Last week, in AIG Europe Ltd v Woodman the Supreme Court overruled a Court of Appeal decision that claims made by 214 investors in two holiday home developments (one in Turkey and one in Morocco) could not be aggregated. We commented on the first instance decision of Teare J. in a previous post.

The funds the investors had provided were supposed to be held in escrow by the defendant solicitors until a promised level of security was given by the developers to a trust as security for the investments. The defendant solicitors were also the trustees of the trust.
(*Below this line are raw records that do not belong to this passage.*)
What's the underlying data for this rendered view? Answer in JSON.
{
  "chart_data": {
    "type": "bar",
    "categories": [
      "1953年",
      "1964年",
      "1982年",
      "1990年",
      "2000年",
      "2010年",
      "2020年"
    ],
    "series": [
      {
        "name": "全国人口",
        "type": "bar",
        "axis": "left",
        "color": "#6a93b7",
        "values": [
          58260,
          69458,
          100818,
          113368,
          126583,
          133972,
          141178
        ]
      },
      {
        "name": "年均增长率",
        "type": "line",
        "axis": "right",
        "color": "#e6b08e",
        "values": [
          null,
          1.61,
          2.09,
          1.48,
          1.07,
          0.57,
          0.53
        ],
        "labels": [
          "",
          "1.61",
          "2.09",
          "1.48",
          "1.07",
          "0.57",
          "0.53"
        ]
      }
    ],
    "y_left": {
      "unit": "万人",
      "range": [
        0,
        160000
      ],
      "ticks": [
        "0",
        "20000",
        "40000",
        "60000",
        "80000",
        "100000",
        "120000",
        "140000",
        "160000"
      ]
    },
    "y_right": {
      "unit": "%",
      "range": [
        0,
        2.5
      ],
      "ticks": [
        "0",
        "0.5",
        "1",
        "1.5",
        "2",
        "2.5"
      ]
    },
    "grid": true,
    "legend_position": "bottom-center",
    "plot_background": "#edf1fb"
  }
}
The solicitors/trustees are alleged to have released the funds held in escrow without the promised level of security being provided, causing total losses to the investors of over £10m.

The solicitors' insurers rely on clause 2.5(a)(iv) of the Law Society’s solicitors’ Minimum Terms and Conditions to cap their indemnity at £3m. This clause allows the insurers to treat claims “arising from similar acts or omissions in a series of related matters or transactions” as a single claim. The key question is whether the investors’ claims arose from a “series of related matters or transactions”.

The Court of Appeal had held that the expression “related matters or transactions” required that there must be an “intrinsic” relationship between the transactions rather than an extrinsic relationship with some outside third factor and ruled that the aggregation clause could not be relied on by the insurers.

The Supreme Court rejected the Court of Appeal’s analysis as the word “intrinsic” could take on different meaning in different contexts. The Supreme Court said that the Court of Appeal had taken too narrow a view of the “transactions” to be considered when applying the phrase “a series of related matter or transactions”. Although each transaction was principally bilateral, the solicitors’ role as both escrow agents and trustees created a multilateral element. All the investors were co-beneficiaries of a common trust. The claims of each group of investors did arise from acts of omissions in a series of related transactions and could be aggregated.

However, the connections between the two developments was weaker. The security structures were similar and involved companies in the same group but different groups of investors were protected by different deeds of trusts over different assets. Accordingly, the insurers could only rely on the aggregation clause to limit their liability to one claim in respect of the Turkish development and one claim in respect of the Moroccan development.